Another major area – industrial-organisational psychology – links abilities to tasks specific to particular occupations. The resulting comprehensive occupation taxonomies classify occupations by work tasks, and the required skills, knowledge and competences. The most widely used classifications are the Occupational Network (O*NET) database of the US Department of Labor and the European classification of skills, competences, qualifications and occupations (ESCO). Assessments in this domain comprise a variety of vocational and occupational tests.

Many taxonomies for assessing skills overlook ubiquitous low-level or basic cognitive skills. These are rarely assessed in human adults because there are few meaningful individual differences in the absence of severe disability. However, AI systems do not necessarily have these skills (e.g. navigating in a complex physical environment, understanding basic language or knowing basic rules of the world). Taxonomies and assessments for these skills are found in the fields of animal cognition, child development and neuropsychology. A recently emerging field assesses basic (low-level) skills of AI systems drawing on these fields of psychology.

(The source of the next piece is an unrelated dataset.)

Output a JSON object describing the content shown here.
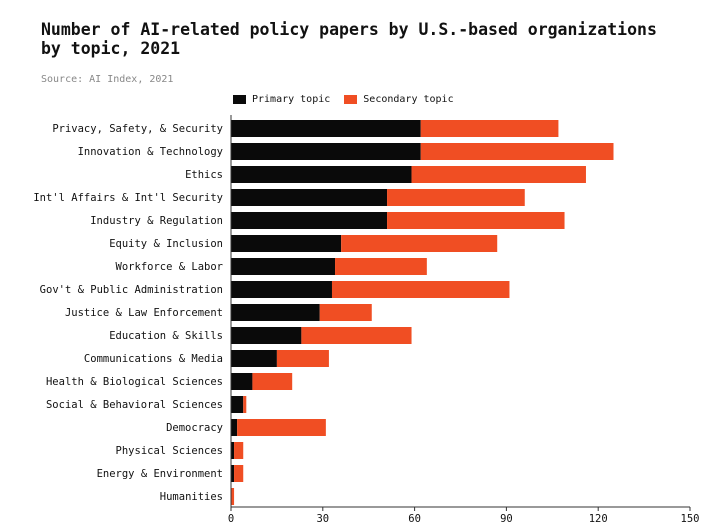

AI assessment focuses on functional components of intelligent mechanisms, such as knowledge representation, reasoning, perception, navigation and natural language processing. These are strongly linked to the underlying technique used by the mechanism. Many components overlap with the ability categories developed in psychology for humans, but the match is not exact. In addition, many capabilities that AI is developing – such as language identification and the generation of realistic images – are not well covered by human skill taxonomies or tests.

Moreover, the design of human tests takes for granted that the test takers all share basic features of human intelligence, which might be radically different from AI. For example, integrating basic skills, such as natural language understanding and object recognition, is easy for humans. However, most AI systems are trained to perform a specific narrow task, but they are not (or are rarely) able to integrate and apply these to perform a different type of task. This makes it difficult to generalise from an AI system’s performance on a specific human ability test to an underlying AI skill, let alone infer general intelligence.

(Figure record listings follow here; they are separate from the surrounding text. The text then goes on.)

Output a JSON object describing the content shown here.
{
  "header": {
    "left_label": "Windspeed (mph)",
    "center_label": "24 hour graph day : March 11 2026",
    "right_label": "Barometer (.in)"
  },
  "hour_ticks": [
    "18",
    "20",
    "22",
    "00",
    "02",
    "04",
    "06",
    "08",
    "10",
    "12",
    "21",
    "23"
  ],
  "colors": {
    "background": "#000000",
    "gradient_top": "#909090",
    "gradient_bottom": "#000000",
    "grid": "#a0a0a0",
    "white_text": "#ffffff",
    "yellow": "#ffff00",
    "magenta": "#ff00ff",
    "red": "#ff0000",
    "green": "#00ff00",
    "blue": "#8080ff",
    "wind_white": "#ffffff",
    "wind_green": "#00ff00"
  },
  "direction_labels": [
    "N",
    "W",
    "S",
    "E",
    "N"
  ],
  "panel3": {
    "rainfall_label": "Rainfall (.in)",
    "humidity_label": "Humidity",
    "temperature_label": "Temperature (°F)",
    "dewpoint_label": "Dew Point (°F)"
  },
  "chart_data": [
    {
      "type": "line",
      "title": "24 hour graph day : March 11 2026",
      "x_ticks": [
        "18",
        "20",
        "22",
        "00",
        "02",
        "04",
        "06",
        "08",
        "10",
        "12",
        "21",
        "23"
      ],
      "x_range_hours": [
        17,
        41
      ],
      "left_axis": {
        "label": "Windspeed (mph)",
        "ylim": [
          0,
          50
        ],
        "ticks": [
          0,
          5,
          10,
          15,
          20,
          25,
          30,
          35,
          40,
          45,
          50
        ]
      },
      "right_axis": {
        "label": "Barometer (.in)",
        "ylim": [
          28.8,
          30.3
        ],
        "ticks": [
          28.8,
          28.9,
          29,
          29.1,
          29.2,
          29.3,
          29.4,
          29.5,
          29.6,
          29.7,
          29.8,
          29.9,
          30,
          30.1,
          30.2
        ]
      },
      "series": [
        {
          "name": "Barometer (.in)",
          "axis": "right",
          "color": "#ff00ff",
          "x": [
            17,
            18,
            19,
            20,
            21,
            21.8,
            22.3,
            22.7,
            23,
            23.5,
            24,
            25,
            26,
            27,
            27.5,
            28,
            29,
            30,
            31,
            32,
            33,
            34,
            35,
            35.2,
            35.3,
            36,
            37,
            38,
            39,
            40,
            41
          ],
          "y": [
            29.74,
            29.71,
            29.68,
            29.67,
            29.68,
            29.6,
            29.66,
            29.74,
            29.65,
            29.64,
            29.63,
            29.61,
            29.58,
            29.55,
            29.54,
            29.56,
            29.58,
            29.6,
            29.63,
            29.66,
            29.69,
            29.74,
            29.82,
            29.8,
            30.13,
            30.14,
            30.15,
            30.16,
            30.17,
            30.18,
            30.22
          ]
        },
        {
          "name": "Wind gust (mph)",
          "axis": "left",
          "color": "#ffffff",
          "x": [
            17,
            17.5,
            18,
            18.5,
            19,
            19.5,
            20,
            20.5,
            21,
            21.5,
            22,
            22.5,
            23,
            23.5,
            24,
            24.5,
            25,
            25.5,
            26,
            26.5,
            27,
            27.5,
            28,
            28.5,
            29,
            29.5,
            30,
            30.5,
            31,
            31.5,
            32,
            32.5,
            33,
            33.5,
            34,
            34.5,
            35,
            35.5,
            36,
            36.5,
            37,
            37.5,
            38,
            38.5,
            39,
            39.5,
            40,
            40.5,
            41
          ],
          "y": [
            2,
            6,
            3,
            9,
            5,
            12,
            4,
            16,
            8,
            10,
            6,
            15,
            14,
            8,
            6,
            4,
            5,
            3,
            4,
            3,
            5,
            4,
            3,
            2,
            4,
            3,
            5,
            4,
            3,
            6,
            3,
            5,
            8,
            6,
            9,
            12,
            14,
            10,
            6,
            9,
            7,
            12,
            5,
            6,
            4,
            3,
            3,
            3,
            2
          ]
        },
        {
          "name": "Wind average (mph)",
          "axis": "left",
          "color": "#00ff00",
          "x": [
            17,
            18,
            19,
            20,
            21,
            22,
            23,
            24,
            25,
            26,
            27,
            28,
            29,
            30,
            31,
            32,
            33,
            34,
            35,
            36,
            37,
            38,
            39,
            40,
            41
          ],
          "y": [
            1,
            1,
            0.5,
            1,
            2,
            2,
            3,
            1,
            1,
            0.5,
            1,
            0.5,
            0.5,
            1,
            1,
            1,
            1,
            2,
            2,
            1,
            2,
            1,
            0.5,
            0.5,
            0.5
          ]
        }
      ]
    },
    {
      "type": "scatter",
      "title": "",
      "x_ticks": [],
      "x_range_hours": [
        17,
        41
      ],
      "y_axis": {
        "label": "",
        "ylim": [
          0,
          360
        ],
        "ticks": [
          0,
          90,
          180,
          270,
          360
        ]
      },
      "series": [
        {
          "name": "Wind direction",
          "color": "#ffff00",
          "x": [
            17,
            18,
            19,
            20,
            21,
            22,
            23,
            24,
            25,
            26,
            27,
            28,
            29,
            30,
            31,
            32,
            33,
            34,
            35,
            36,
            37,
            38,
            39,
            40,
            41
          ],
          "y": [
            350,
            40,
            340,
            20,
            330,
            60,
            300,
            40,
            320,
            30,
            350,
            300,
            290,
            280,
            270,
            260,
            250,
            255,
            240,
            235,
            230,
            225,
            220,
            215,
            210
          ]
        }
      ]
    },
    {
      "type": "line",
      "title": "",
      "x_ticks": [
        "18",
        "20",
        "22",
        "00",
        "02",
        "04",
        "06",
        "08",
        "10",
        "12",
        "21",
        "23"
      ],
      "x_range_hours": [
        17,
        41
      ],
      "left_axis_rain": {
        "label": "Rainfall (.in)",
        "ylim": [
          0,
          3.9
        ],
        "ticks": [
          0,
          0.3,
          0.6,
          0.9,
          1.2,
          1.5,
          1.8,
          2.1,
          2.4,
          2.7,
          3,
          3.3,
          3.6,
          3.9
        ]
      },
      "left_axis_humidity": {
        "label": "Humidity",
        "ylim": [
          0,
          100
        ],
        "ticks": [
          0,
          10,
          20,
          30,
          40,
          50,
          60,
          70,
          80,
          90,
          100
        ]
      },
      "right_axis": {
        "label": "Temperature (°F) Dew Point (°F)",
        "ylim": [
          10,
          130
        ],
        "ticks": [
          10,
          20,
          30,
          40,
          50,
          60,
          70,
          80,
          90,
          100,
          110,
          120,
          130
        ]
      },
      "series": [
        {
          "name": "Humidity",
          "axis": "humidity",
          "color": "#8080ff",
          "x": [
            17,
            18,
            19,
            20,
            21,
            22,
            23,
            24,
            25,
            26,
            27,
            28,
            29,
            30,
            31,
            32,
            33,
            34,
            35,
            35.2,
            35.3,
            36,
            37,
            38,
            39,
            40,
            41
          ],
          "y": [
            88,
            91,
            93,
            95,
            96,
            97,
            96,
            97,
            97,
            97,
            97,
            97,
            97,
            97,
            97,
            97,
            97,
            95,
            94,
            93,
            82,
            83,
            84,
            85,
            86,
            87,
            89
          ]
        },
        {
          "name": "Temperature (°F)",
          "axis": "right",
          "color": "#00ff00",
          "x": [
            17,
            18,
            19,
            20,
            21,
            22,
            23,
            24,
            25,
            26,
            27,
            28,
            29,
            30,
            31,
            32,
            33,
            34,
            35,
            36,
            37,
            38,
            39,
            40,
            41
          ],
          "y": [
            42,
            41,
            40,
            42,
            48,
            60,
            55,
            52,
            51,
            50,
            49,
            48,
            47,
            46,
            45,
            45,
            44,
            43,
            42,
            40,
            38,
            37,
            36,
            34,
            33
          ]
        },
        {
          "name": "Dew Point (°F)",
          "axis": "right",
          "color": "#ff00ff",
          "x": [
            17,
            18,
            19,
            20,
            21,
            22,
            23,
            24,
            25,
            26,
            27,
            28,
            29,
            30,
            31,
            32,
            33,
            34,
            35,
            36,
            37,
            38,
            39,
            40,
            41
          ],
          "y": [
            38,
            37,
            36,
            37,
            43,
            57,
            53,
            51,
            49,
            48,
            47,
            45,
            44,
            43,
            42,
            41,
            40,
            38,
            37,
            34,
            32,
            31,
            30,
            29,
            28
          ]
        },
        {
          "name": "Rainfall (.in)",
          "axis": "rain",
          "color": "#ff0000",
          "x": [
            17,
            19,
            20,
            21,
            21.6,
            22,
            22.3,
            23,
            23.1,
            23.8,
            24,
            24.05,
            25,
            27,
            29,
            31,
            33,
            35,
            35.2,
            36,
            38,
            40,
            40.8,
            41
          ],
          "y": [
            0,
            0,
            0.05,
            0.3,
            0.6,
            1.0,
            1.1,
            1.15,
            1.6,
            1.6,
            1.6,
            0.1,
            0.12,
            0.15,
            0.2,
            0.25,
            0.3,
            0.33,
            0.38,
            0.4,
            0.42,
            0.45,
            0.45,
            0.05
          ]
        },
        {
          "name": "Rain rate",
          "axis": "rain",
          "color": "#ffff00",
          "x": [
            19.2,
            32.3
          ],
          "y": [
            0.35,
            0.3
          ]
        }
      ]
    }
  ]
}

A multitude of benchmarks and competitions assess and compare AI systems empirically. However, these have not yet been systematically classified. Increasingly, more institutions carry out rigorous evaluation campaigns to assess the capabilities of AI and robotics systems. These include the evaluation of individual functions, i.e. self-contained units of capability, such as self-localisation. They also include evaluation of complete tasks that constitute a meaningful activity, such as autonomous driving and text summarisation. Evaluation of AI systems is particularly well developed in certain areas, such as language understanding. Machine translation, in particular, is a field that holds many lessons for assessing AI.

Providing valid, reliable and meaningful measures of AI and robotic capabilities requires a comprehensive approach that brings together different research traditions and complementary methodologies. The goal should be to address the full range of relevant human capabilities; the extra capabilities needed to consider for AI (because they are difficult for AI and often neglected in lists of human skills); and the full range of valued tasks that appear in education, work and daily life.

A multidisciplinary approach needs theoretical underpinning that considers the challenges linked to assessing AI and robotic capabilities with regard to human skills. The different disciplinary approaches can be organised across two dimensions. One relates to whether skill taxonomies and tests measure primarily human or primarily AI capabilities. The second dimension is whether they measure single (isolated) capabilities or complex tasks that require multiple capabilities. Future systematic assessment of AI capabilities should bring together different assessments along these two dimensions and skilfully integrate their potential to draw valid implications for the future of work and education.